**1**Comparison of Raycasting Stages between GPU and Serial

Here we compare the different stages of the serial code to GPU kernels of the stages of the algorithm (GPU Approach 1) for a fair comparison. We further boost our GPU algorithm by combining kernels (Approach 2) -- see bullet point 5. Shown is the time per frame it takes to grid the data, construct the camera grid, interpolate data values along rays, and compute the raycasting for a sample data set. The serial version uses Numpy's built-in nearest neighbour interpolator while the GPU algorithm uses the cubic spline. The interpolation stage is the most expensive of the four stages. We also show the total time it takes to create a movie of 24 frames in the final column. We see that the GPU is faster than the serial code by more than a factor of 1000 in some of the stages. The creation of the movie for the GPU algorithm is dominated by grabbing the image from the GPU at the end and storing it as a numpy array to be plotted.

**2**MPI scaling

We validate that our algorithm scales strongly with the number of processes. We use MPI to distribute the calculation of the frames across a GPU cluster and in the end the root processor stitches the frames together into a single movie. No communication is required for the calculation of the frames since they are independent. The speedup is equal to the number of processes used and the efficiency is very close to 1. This is true for parallelizing both the serial and GPU version of the code with MPI. We note that using a single GPU is more efficient than running our implementation of the serial code on tens of MPI processors.

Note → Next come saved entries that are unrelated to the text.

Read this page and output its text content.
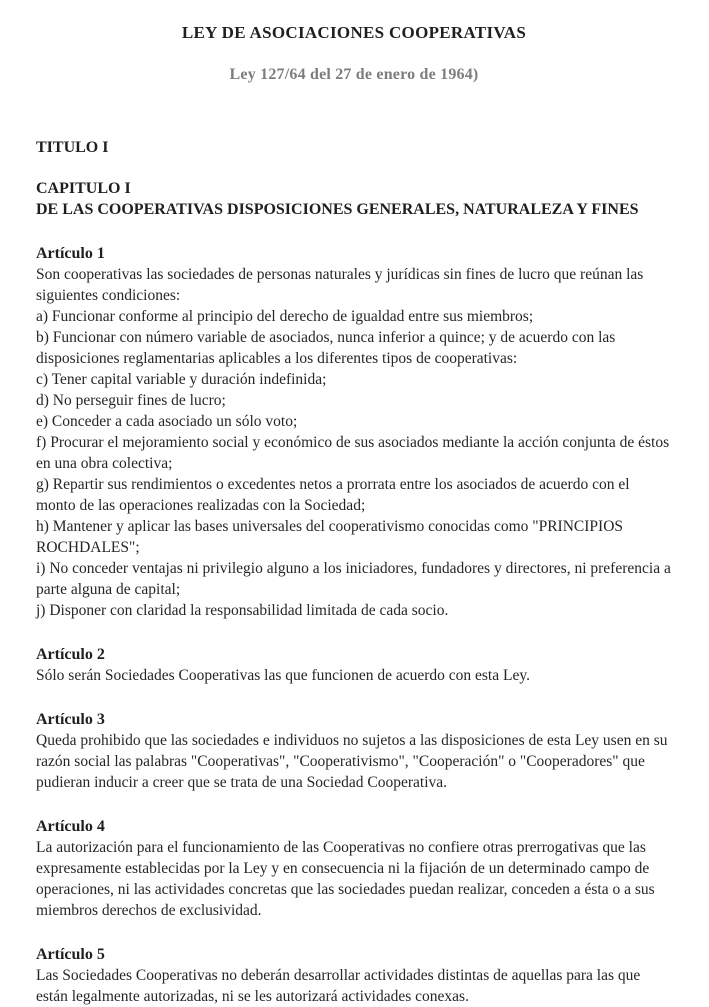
LEY DE ASOCIACIONES COOPERATIVAS
Ley 127/64 del 27 de enero de 1964)
TITULO I
CAPITULO I
DE LAS COOPERATIVAS DISPOSICIONES GENERALES, NATURALEZA Y FINES
Artículo 1
Son cooperativas las sociedades de personas naturales y jurídicas sin fines de lucro que reúnan las siguientes condiciones:
a) Funcionar conforme al principio del derecho de igualdad entre sus miembros;
b) Funcionar con número variable de asociados, nunca inferior a quince; y de acuerdo con las disposiciones reglamentarias aplicables a los diferentes tipos de cooperativas:
c) Tener capital variable y duración indefinida;
d) No perseguir fines de lucro;
e) Conceder a cada asociado un sólo voto;
f) Procurar el mejoramiento social y económico de sus asociados mediante la acción conjunta de éstos en una obra colectiva;
g) Repartir sus rendimientos o excedentes netos a prorrata entre los asociados de acuerdo con el monto de las operaciones realizadas con la Sociedad;
h) Mantener y aplicar las bases universales del cooperativismo conocidas como "PRINCIPIOS ROCHDALES";
i) No conceder ventajas ni privilegio alguno a los iniciadores, fundadores y directores, ni preferencia a parte alguna de capital;
j) Disponer con claridad la responsabilidad limitada de cada socio.
Artículo 2
Sólo serán Sociedades Cooperativas las que funcionen de acuerdo con esta Ley.
Artículo 3
Queda prohibido que las sociedades e individuos no sujetos a las disposiciones de esta Ley usen en su razón social las palabras "Cooperativas", "Cooperativismo", "Cooperación" o "Cooperadores" que pudieran inducir a creer que se trata de una Sociedad Cooperativa.
Artículo 4
La autorización para el funcionamiento de las Cooperativas no confiere otras prerrogativas que las expresamente establecidas por la Ley y en consecuencia ni la fijación de un determinado campo de operaciones, ni las actividades concretas que las sociedades puedan realizar, conceden a ésta o a sus miembros derechos de exclusividad.
Artículo 5
Las Sociedades Cooperativas no deberán desarrollar actividades distintas de aquellas para las que están legalmente autorizadas, ni se les autorizará actividades conexas.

**3**Scaling with Size of Data Set

Here we show how the serial algorithm and the GPU algorithm (approaches 1 and 2) scale with the size/resolution of the data set. The serial algorithm asymptotes to \(N^3\), where \(N\) is the linear dimension of the 3D data set, quite early because every step of the algorithm scales with the number of data points. A large chunk of the algorithm is embarrassingly parallel and the GPU parallelizes this. We see that the total time is flat for small data sets. For large data sets, the GPU time does increase, because the time it takes to send and receive the data to the GPU memory scales with the number of data points. The calculations scale as the linear dimension of the data since this is proportional to the length of the ray. GPU approach 2, which is computation-heavy is much faster than GPU Approach 1, which uses more threads to do the interpolation step completely in parallel (rather than serially at each point along the traversing raypath) but requires storing these in memory.